Why do IoT Applications Have More Trouble Scailing than Traditional SaaS?
The Answer: The Geometric Effect of Network Scaling.
Geometric just means that problems are growing exponentially, as the underlying input grows linearly. This is because device data streams are connected to multiple interconnected processes, which multiply the scale of tha application as it grows.
Many developers working in IoT today come from the Web Application space, where user inputs and session define the scaling problem. They are often under prepared for the complexities introduced as devices scale.
Additionally, Enterprise IoT “deals” are often lumpy, which means a company might have to add thousands of devices to their application in a matter of weeks, which does not give the application time to “break slowly.”
Here are a couple common areas of weakness:
Databases: IoT data comes streaming in, nonstop. As the customer base, grows, so does this data flow. Usually there are processes that manipulate data and then write it back into the same or another database. An inherent problem is that relational databases do not scale, either horizontally or vertically, which means that performance problems will suddenly appear as these architectures reach their breaking point. The only way to get ahead of this problem is to use your load testing capability to constantly stay 2-4x ahead of where you are at the moment (see below). Another alternative is to use a “serverless” database from a Cloud platform to help offload scaling issues onto your service provider. Buyer beware, concurrency issues can be a nasty bug when using large cloud-based NoSQL databases for IoT applications.
In Line Processes: Most IoT applications have some sort of data processing scheme “in line” where data comes in, gets transformed/processed, and then gets passed on to some other process or service. I have seen many teams working on code that assumes that all steps of the process are going to work flawlessly. Then one day, when the system starts getting hammered, the database starts to slow down, and then your nicely threaded processes all start to slow down, until your service runs out of memory. Crash. Game over. These types of queue based processes are great candidates for Serverless functions (see below), so at least you don’t have to worry about vertically scaling during times of slowness.
What do we do??
Design Load Testing From Day One. New IoT applications need to be built with large and powerful data simulators that can “hammer the crap” out of the application in a way that closely mirrors how real devices work. If real data comes in via a Cisco VPN tunnel, then so should the load testing data. If you’re working on an application now that does not have a load testing capability, I highly recommend that you move it up the backlog.

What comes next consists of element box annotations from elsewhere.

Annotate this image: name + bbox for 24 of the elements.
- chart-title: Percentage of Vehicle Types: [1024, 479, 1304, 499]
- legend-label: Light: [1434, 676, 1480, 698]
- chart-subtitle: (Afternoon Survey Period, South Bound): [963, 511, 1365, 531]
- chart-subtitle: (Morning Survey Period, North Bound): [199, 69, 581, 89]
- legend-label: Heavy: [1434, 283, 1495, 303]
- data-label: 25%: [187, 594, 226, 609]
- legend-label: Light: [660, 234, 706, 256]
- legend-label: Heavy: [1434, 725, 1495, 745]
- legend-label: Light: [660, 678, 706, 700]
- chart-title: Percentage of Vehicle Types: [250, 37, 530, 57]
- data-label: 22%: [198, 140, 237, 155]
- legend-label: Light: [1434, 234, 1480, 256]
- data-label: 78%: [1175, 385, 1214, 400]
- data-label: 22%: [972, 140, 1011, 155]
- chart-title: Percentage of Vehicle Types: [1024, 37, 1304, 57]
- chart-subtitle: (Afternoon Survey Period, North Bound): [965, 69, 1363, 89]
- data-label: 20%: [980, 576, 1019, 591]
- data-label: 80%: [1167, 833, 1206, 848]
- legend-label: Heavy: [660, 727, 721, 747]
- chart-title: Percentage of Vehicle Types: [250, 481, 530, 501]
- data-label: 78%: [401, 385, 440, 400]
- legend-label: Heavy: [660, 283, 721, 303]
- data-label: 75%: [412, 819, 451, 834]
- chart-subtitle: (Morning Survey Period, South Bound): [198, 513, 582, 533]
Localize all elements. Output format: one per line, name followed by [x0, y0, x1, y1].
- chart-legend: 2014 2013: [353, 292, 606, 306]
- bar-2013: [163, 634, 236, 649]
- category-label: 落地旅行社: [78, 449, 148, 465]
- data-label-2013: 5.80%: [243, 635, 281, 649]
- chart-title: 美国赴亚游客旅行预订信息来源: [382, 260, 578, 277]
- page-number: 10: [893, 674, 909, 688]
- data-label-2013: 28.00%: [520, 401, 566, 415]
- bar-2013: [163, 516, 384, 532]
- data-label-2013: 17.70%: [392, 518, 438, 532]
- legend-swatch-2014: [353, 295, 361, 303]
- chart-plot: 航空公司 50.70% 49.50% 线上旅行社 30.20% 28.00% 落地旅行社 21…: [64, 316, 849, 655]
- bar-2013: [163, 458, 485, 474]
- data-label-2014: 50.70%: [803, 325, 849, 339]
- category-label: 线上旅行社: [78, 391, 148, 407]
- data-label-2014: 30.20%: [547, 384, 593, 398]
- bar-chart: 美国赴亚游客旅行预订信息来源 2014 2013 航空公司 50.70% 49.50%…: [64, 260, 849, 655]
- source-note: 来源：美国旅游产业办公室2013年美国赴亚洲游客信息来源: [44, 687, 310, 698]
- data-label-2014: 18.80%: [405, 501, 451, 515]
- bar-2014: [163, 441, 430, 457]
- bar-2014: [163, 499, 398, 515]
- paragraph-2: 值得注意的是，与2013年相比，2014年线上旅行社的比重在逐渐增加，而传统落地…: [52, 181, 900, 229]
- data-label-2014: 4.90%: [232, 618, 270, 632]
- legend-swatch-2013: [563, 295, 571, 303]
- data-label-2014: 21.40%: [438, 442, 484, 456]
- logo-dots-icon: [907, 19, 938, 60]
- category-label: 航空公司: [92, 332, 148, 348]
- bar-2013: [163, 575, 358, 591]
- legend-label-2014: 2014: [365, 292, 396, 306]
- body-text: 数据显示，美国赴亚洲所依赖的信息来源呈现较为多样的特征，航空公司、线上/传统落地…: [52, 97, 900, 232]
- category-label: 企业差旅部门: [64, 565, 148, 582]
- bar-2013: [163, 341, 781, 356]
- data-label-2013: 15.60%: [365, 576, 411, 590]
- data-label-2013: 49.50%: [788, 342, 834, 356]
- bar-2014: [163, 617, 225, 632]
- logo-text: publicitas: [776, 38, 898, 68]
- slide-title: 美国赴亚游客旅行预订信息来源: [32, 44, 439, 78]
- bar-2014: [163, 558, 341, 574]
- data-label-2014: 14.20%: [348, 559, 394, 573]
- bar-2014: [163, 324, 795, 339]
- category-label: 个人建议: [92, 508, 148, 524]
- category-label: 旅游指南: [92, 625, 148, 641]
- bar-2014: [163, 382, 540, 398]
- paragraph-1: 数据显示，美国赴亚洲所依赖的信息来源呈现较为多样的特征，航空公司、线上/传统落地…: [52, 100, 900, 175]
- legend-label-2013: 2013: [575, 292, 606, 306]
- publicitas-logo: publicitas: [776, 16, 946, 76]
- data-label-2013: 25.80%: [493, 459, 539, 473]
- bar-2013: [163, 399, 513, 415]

Consider Serverless Architectures. Serverless functions, databases, and message queues are great tools especially early on for IoT products. They do eventually cost more to run than dedicated code running on Linux machines, but it will take a long while. I guarantee you will face fewer scaling pains with these architectures
Stateless Load Balancing. If you do run code in containers or on machines in your application, you MUST include load balancing from moment one. I love to include “kill switches” in my applications that can be controlled from the load testing application, so we can prove that any process/machine/container can die at any time without affecting us. Make sure that you never write so IO process such that the machine that processed an input must be the one to process the output (Example: Websocket connections, message routing, etc), or your load balancing/failover process will not work flawlessly.
Canary. As silly as it sounds, I always write a standalone service that publishes and consumes data in my application end-to-end on a frequent basis, usually from multiple availability zones. When the system starts having problems, this “canary” is usually the first thing to find the problem. Unless you have great….
Instrumentation. Any downtime or outage you couldn’t see before it happened is a failure in your ability to properly instrument your system. Aggregating logs isn’t enough. You should get alerts well in advance of any problem that affects your system.
Solve problems of scale before they kill your business.